Instituto Socioambiental
"O Governo apoia os indígenas que o apoiam. Duque quer dividir os povos, para eliminar a autonomia indígena"

A passagem da Covid 19 e seu dano aos Povos Indígenas

Jaime Guerrero afirmou que somada ao racismo que as comunidades enfrentam e ao abandono dos governos nacional, departamental e municipal, a pandemia da Covid 19 afetou e afeta atualmente os Povos Indígenas com a morte dos líderes, homens e mulheres e também anciãos dos Povos Indígenas que tinham consigo as memórias e o conhecimento de suas culturas.

Para o delegado indígena, apesar de que não estavam preparados para enfrentar a pandemia, conseguiram resgatar vidas por meio da medicina ancestral; no entanto, o Governo demonstrou não saber manejar a epidemia e foram notáveis as falhas do sistema de saúde na Colômbia, especialmente nos territórios ocupados por comunidades camponesas, indígenas e afros.

Recentemente a comunidade indígena lamentou a morte por Covid 19 do líder indígena Martín Tenganá Narváez, que era presidente da AICO.  O sociólogo e antropólogo de 52 anos morreu nesta segunda-feira, 9 de agosto, no Hospital San Pedro de Pasto, em Nariño.

A Assembleia Departamental de Nariño lamentou a morte do líder indígena. 

A cada três dias é assassinado um líder indígena

Os entrevistados afirmaram que quando foi assinado o Acordo de Paz pensavam que teriam soluções em seus territórios quanto ao social e ao meio ambiente, mas o Governo Nacional não cumpriu integralmente o que foi pactado em Havana e não enfrentou as mais de 360 mortes de lideranças indígenas desde 2016.

«Depois do Acordo de Paz, o Governo não foi capaz de ocupar as áreas que estavam em poder das FARC e agora aparecem 5, 6 grupos armados, com objetivos diferentes e que não se importam com a população.

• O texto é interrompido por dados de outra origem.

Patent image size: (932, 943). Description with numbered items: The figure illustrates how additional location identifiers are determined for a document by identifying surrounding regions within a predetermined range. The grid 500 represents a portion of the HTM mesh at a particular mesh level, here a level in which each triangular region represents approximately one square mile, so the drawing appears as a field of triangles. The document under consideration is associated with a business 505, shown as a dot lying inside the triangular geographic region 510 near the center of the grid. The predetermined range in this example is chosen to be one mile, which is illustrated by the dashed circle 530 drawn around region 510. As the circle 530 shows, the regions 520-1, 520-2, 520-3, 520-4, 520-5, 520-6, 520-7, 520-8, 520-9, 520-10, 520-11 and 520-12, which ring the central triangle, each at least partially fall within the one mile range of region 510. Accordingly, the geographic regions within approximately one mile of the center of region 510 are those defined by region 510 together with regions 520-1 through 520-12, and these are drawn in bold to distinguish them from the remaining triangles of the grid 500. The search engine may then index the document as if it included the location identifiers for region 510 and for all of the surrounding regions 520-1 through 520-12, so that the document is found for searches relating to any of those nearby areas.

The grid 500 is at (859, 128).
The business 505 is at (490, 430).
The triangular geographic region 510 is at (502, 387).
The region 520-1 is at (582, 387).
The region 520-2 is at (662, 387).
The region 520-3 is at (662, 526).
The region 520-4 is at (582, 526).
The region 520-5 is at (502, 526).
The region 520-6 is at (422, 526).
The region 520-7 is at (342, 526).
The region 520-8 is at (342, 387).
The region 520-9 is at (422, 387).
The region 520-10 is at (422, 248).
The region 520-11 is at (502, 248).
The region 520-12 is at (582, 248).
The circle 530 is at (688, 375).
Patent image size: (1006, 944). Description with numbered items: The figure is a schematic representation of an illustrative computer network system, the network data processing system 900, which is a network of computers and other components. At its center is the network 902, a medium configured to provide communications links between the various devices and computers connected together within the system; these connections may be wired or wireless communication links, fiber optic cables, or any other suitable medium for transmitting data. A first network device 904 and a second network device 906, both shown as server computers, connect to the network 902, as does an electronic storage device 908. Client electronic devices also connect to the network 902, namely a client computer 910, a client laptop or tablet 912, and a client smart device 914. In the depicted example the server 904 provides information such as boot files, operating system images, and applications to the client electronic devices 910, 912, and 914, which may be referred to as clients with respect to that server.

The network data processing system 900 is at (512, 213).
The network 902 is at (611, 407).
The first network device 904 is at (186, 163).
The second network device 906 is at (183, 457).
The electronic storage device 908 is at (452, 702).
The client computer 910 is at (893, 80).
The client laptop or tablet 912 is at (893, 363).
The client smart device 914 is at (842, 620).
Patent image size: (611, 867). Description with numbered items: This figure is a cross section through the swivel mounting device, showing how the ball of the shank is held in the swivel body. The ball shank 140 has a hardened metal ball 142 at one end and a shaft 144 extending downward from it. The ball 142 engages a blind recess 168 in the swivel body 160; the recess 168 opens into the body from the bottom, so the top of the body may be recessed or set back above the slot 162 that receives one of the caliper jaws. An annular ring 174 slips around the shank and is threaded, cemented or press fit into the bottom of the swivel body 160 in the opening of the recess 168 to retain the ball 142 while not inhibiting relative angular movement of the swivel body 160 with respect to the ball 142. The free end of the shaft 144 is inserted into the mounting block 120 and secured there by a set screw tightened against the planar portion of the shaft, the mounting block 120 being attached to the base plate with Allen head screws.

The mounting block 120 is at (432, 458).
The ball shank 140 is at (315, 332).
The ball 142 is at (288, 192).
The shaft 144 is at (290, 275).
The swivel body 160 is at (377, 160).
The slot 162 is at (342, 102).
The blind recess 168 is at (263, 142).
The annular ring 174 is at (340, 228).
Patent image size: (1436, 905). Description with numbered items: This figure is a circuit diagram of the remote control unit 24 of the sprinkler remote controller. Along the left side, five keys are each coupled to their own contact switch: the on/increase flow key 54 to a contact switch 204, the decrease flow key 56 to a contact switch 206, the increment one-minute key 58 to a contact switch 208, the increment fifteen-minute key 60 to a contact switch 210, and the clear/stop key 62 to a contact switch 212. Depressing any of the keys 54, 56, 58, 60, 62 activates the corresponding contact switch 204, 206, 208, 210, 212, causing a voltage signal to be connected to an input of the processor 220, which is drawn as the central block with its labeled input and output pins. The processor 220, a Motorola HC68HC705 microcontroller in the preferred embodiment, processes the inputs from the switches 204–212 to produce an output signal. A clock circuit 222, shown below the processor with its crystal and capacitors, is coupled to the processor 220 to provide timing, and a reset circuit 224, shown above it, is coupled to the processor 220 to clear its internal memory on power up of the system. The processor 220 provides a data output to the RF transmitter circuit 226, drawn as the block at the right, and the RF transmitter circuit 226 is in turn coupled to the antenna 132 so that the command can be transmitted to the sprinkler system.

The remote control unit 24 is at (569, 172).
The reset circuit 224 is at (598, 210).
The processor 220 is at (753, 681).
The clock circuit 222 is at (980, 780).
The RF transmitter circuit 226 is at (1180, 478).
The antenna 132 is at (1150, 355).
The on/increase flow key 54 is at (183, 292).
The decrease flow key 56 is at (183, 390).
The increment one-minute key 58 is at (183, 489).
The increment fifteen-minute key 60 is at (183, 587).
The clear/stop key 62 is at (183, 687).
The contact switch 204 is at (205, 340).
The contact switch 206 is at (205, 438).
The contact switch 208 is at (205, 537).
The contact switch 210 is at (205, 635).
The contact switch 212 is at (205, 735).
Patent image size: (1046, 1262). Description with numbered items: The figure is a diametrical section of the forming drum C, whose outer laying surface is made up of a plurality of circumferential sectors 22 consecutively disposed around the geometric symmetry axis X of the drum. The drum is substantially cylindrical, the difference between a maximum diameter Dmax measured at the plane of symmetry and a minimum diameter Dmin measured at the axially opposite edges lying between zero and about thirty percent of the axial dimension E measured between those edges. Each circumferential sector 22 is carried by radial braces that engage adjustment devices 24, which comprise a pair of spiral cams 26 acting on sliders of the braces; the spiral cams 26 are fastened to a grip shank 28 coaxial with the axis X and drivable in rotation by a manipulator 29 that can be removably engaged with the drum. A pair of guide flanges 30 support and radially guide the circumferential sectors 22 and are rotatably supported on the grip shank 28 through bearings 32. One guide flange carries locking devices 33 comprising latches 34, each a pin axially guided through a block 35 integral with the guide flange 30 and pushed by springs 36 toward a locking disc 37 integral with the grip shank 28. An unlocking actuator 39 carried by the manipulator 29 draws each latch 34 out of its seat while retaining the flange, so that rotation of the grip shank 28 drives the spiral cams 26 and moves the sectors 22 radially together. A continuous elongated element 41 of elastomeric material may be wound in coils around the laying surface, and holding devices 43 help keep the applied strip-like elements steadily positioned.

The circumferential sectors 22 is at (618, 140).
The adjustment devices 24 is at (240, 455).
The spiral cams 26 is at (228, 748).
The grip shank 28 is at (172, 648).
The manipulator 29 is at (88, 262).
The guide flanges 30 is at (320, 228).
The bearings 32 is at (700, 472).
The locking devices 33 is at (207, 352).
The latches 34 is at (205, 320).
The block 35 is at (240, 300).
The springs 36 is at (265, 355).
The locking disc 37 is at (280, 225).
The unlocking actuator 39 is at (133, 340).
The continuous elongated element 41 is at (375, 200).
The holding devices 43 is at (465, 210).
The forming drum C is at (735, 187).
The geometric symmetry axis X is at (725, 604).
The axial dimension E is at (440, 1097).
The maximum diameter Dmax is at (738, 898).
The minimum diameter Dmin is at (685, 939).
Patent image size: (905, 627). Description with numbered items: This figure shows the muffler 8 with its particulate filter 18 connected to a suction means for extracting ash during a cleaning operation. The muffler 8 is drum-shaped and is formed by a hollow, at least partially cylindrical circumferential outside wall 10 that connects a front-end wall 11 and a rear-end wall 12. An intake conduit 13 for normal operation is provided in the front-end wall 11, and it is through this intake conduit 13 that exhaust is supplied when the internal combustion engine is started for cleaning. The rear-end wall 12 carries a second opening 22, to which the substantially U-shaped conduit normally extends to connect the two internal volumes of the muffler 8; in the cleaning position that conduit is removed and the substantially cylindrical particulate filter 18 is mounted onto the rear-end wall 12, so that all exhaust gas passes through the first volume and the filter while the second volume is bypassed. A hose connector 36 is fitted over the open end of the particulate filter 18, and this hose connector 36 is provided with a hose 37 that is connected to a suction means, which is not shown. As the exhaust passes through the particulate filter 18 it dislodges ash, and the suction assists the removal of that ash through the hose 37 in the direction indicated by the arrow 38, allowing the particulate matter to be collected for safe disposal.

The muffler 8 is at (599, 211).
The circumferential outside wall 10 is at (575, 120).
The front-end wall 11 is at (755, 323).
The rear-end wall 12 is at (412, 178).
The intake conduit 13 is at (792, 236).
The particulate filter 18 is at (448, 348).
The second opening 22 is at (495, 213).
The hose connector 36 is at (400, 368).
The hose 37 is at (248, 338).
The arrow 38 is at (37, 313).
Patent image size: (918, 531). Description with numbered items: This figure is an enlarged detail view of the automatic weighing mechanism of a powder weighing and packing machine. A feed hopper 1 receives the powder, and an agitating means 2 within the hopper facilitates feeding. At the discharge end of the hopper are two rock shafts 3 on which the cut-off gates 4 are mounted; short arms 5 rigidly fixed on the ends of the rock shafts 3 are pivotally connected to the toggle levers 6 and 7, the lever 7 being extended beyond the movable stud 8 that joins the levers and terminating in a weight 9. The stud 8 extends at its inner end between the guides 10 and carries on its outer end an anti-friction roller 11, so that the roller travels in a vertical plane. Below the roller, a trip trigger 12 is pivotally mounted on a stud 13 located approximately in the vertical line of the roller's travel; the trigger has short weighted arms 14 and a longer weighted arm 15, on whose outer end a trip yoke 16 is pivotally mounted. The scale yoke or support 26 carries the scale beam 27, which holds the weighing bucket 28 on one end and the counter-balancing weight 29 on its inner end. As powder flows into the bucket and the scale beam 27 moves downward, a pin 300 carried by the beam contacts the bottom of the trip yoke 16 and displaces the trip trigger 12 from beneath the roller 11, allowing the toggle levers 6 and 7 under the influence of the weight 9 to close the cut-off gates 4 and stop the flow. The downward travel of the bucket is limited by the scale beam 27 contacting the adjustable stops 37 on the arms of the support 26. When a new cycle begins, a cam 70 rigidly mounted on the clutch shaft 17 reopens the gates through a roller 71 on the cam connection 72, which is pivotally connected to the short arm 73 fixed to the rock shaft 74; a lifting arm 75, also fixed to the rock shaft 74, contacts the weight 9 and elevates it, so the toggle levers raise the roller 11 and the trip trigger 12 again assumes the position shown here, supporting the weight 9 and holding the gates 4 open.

A menos de 5 km há bases do Exército, mas isso não evita a presença de grupos ilegais».

Jairo Guerrero, delegado da AICO.

Leonor Zabaleta também afirmou que a solução para os territórios não é a presença militar, pois esta desencadeou agressões e confinamentos dos Povos Indígenas em várias regiões do país. Para a comissária é fundamental o diálogo entre o Governo Nacional, as instituições e os Povos Indígenas para respeitar sua autonomia.

Segundo o testemunho de Leonor, na Serra Nevada de Santa Marta houve conflitos com o atual governador do Povo Arhuaco, que foi denunciado por três mulheres da comunidade por abuso sexual. Leonor afirmou que o Governo Nacional fez caso omisso das denúncias demonstrando que quer eliminar os Povos Indígenas com a divisão.

“O Governo apoia os indígenas que o apoiam. O Governo quer dividir os Povos, para eliminar a autonomia indígena”, diz Leonor Zabaleta, comissária de direitos humanos do Povo Arhuaco.

Jairo Guerrero também denunciou que as solicitações normativas que fazem pensando no bem estar da comunidade, na proteção jurídica e territorial não foram considerada «De 180 solicitações, dizem-nos que este ano pode haver duas. Ou seja, necessitaríamos de 100 anos».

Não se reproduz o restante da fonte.